DENPASAR — Harga emas batangan Antam kembali mencatatkan rekor tertinggi pada perdagangan Kamis (9/5) pagi. Berdasarkan pantauan dari laman Logam Mulia pada pukul 09.27 WIB, harga dasar emas Antam naik Rp20.000 dari posisi sebelumnya Rp2.680.000 menjadi Rp2.700.000 per gram.
Kenaikan ini terjadi di tengah fluktuasi pasar logam mulia global yang masih dipengaruhi oleh ketidakpastian ekonomi dan kebijakan suku bunga bank sentral Amerika Serikat. Bagi investor di Bali, pergerakan ini menjadi sinyal untuk terus memantau momentum sebelum memutuskan membeli atau menjual emas batangan.

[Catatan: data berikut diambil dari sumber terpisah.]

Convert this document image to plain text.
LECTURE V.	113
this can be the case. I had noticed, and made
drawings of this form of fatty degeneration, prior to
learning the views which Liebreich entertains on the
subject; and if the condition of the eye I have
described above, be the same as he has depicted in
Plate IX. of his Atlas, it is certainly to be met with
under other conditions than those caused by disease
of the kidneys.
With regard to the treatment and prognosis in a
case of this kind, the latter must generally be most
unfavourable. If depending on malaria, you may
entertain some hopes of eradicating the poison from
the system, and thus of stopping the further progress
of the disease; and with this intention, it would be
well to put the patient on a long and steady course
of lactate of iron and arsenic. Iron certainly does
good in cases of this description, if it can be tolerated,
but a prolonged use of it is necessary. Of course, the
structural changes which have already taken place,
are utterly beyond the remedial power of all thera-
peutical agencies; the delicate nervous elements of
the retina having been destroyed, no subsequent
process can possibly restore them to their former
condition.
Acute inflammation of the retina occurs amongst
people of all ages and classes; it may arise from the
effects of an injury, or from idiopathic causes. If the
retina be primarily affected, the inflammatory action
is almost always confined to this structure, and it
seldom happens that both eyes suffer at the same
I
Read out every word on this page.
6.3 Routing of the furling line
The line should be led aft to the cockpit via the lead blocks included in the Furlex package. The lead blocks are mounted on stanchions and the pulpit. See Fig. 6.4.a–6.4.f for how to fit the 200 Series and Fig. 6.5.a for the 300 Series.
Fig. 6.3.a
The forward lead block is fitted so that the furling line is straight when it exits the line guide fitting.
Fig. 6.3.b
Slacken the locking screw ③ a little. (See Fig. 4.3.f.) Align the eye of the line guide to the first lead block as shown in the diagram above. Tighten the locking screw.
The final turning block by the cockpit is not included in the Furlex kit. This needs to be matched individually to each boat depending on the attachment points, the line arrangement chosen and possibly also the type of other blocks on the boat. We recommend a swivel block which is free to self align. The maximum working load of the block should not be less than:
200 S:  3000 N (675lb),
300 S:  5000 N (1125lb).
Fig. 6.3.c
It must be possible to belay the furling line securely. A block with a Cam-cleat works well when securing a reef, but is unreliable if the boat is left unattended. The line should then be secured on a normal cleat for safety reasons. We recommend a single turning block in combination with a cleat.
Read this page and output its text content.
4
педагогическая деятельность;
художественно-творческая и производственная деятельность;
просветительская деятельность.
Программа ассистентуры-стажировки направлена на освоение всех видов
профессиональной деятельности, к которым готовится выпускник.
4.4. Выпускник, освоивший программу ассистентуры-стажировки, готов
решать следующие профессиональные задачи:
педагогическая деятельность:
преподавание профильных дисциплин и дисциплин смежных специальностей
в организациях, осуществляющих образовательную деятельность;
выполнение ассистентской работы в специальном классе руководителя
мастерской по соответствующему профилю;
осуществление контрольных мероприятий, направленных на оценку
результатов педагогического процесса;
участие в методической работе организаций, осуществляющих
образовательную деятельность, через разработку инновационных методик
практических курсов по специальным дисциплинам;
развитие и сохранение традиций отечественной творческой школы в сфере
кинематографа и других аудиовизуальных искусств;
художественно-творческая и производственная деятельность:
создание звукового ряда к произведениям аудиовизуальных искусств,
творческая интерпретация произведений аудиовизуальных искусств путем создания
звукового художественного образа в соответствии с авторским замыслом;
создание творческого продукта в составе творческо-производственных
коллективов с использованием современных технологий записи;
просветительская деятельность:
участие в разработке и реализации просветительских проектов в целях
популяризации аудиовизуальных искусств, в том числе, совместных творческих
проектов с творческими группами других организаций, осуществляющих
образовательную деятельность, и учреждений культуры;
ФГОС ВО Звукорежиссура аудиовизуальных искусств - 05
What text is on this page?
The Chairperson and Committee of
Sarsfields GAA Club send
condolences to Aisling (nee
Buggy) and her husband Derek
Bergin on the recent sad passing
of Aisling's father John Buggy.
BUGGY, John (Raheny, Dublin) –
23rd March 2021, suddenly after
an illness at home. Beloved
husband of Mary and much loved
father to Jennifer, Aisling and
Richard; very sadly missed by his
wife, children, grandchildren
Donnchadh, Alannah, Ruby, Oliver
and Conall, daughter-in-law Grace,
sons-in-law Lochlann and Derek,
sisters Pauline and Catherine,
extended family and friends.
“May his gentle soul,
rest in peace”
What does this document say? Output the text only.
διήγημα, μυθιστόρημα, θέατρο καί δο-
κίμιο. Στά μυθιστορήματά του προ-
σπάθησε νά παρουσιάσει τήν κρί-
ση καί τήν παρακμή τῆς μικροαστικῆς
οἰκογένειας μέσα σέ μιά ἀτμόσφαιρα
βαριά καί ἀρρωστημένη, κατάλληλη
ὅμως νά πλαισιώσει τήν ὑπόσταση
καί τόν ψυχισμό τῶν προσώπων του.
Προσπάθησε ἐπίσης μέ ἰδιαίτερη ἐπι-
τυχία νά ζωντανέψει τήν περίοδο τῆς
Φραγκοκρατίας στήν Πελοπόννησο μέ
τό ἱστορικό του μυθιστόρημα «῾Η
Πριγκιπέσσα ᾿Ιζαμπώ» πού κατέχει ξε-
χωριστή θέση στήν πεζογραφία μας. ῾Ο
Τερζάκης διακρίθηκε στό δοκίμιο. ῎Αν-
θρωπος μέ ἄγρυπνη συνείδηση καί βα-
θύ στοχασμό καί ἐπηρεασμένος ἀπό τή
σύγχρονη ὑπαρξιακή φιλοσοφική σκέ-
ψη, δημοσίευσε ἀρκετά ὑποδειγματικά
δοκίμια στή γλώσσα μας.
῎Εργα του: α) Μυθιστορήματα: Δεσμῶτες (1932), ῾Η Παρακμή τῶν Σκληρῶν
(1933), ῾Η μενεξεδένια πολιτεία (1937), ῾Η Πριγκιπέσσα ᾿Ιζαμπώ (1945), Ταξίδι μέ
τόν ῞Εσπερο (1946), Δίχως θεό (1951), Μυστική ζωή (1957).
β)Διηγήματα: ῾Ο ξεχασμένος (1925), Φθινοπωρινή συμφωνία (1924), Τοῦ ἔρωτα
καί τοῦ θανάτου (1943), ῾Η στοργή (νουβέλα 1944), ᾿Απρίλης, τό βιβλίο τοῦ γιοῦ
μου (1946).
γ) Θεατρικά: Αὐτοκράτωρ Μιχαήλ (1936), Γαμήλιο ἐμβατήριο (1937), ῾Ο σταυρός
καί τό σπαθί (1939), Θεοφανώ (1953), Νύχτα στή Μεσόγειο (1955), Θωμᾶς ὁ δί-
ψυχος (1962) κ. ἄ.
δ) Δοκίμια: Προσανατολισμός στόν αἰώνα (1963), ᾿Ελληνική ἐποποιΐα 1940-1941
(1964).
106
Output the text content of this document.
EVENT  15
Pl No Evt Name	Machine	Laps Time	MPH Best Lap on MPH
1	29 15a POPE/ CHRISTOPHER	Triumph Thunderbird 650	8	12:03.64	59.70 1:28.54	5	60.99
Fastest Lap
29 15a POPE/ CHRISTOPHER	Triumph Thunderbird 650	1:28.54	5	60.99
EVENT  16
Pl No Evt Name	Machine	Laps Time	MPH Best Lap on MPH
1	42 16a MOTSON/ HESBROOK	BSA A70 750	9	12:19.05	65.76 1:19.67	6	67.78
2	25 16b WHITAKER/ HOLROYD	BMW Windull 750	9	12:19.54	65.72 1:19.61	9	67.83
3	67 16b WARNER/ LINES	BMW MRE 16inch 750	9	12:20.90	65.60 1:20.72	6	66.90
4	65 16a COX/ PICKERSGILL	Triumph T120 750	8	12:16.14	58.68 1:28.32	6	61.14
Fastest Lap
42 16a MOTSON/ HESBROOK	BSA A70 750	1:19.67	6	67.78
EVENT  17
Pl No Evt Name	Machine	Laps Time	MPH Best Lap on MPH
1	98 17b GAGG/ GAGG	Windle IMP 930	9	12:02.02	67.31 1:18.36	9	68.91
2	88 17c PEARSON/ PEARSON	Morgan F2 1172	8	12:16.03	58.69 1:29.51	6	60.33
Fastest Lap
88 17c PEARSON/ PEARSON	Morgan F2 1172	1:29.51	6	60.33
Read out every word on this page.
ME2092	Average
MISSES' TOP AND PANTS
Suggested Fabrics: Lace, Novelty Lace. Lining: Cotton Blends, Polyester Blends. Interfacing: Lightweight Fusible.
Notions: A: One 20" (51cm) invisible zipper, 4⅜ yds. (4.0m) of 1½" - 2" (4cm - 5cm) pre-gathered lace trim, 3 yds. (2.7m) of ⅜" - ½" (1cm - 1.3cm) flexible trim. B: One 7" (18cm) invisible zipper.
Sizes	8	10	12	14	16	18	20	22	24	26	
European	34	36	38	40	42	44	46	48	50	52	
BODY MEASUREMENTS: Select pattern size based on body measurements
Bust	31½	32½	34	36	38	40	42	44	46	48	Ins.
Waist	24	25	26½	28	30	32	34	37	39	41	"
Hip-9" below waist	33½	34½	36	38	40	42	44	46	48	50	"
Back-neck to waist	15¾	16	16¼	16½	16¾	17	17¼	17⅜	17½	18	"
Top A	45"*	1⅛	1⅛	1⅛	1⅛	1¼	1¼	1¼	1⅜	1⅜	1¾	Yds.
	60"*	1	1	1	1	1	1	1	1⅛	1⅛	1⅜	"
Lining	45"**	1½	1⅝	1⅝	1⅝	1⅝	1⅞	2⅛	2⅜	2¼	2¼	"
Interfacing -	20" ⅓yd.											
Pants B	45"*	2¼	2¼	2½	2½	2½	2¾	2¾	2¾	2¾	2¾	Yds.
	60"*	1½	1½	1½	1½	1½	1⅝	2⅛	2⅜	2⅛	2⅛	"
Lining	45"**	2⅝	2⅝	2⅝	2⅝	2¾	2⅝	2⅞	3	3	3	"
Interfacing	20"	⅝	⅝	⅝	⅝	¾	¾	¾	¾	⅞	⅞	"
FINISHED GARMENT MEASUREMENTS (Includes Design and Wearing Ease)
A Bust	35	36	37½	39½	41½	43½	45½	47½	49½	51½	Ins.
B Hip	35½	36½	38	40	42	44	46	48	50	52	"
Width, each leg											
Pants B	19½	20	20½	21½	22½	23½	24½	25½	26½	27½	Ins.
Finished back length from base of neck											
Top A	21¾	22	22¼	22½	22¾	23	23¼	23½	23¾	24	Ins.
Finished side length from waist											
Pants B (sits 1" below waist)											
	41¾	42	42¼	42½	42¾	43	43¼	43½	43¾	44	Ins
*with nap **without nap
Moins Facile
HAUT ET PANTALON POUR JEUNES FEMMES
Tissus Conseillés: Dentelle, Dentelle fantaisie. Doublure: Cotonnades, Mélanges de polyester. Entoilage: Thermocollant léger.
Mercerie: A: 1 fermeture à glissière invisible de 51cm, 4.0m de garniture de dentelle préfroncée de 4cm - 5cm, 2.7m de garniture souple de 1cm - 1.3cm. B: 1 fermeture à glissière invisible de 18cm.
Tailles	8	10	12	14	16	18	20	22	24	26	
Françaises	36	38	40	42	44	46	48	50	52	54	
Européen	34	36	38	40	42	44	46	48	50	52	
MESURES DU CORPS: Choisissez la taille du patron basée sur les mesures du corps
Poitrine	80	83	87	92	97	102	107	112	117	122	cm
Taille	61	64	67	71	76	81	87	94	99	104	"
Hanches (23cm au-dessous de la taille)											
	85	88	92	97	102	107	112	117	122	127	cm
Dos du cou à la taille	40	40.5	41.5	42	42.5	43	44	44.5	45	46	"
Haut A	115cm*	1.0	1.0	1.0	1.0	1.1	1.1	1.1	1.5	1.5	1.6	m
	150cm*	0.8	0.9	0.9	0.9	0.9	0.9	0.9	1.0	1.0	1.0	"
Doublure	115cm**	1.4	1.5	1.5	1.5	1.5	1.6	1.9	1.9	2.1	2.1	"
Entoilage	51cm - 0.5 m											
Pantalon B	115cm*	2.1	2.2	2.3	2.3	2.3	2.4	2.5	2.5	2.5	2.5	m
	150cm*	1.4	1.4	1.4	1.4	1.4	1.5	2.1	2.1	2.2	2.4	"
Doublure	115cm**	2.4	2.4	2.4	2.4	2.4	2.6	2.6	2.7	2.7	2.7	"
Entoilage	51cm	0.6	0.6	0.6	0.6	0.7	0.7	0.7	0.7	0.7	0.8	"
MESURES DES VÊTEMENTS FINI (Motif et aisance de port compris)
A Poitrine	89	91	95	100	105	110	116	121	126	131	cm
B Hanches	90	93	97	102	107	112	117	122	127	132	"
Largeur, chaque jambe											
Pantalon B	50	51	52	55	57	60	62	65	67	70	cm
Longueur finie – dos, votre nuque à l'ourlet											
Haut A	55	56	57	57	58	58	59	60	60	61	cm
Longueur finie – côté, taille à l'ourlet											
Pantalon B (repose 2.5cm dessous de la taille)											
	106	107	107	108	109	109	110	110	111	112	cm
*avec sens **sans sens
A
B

Harga Buyback Ikut Terkerek Naik
Harga pembelian kembali (buyback) emas Antam juga mengalami kenaikan signifikan. Pada hari yang sama, buyback ditetapkan di level Rp2.546.000 per gram, naik dari harga sebelumnya yang tercatat di kisaran Rp2.526.000.
Selisih antara harga jual dan buyback yang mencapai Rp154.000 per gram merupakan margin standar yang ditetapkan Antam. Selisih ini mencakup biaya produksi, administrasi, dan keuntungan yang menjadi dasar bisnis penjualan emas batangan.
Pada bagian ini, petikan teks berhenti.